Можно представить себе, что творилось здесь в разгар эпидемии, если учесть вместимость корпуса, скажем, в 1809 году: от 50 до 58 пациентов. По данным такого серьёзного автора и современника событий, как Габриель де Кастельно, численность погибших составила 2 656 человек, причём он приводит скорбную статистику раздельно по портовому карантину, отдельно по лазарету, то есть госпиталю, отдельно по городу. Другими словами, эпидемия произвела своего рода децимацию, казнь каждого десятого одессита — как минимум. Половина из них скончалась как раз в Городской больнице, и её главный медик постоянно находился, что называется, на переднем крае. Сегодня, в самом деле, трудно себе представить, каково приходилось медперсоналу буквально в логове чумы, которая наводила ужас на целые страны и регионы как одно из самых коварных и разрушительных стихийных бедствий.

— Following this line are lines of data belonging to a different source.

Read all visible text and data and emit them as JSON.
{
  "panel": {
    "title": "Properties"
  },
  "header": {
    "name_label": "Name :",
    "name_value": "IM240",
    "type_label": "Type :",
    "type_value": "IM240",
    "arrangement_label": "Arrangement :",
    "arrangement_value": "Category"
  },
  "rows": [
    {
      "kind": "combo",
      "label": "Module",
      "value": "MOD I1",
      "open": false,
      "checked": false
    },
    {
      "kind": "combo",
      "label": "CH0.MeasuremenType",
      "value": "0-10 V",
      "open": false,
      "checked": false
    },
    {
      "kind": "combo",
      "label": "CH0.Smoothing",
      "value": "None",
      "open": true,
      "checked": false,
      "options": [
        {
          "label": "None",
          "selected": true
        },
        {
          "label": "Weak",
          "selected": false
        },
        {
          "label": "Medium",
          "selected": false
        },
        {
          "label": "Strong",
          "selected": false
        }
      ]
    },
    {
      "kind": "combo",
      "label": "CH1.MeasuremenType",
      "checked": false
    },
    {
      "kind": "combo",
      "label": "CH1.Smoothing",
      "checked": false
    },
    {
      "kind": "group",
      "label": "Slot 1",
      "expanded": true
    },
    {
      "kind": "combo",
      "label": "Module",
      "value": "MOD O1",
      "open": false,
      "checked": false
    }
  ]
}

Чума в Одессе: никто не предвидел масштабов надвигающейся катастрофы
Циркульный корпус инфекционной больницы

Знаете, кто, кроме медиков и полицейских, имел непосредственный доступ к зачумлённым? Преступники и добровольцы, вызвавшиеся ухаживать за ними на определённых условиях. Первые в случае благоприятного для них исхода оправдывались и освобождались подчистую, вторые требовали весьма значительного вознаграждения. Были ещё добровольно нанимавшиеся за солидное жалованье мортусы, а равно арестанты — похоронная команда.

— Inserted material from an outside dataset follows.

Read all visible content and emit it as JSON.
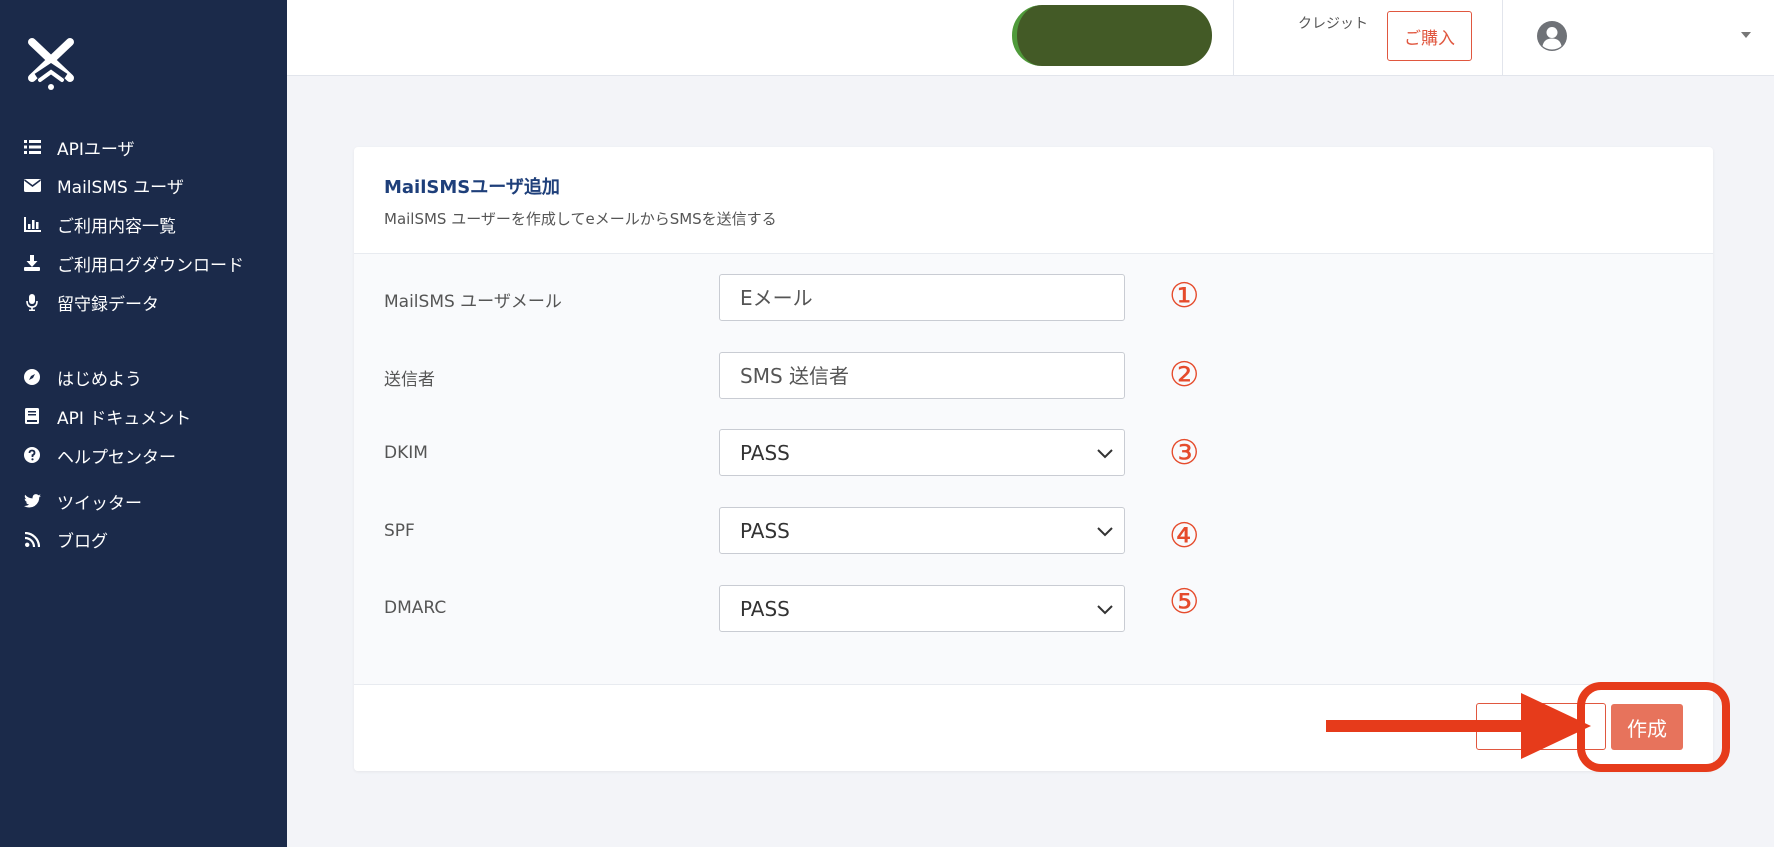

Мне удалось найти информацию о том, что некий «грек Иван» (в архивных документах фамилия не упоминается) согласился обслуживать зараженных за 1 000 рублей. Поразительно другое: подвергая свою жизнь непрестанной опасности, он не заразился и пережил великое множество своих подопечных. Восхищённый герцог Ришельё распорядился выплатить ему не только обещанную тысячу, но ещё 500 рублей за сожжённое его имущество. Полученная сумма позволяла построить довольно основательный по тем временам дом. Что касается арестантов–сиделок, семеро из них тоже ухитрились выбраться живыми из госпиталя, их отпустили на все четыре стороны, да ещё выдали на дорожку по 10 рубликов.
О мортусах в популярных краеведческих изданиях упоминали многократно. Сообщения обычно снабжаются пугающей картинкой, изображающей, как эти добровольцы в просмолённой спецодежде выволакивают длинными крюками из домов умерших от чумы. Согласно архивным материалам, для перевозки мёртвых тел использовались пожарные дроги, находившиеся в ведомстве полицмейстера. По миновании надобности, Ришельё приказал сжечь импровизированный катафалк.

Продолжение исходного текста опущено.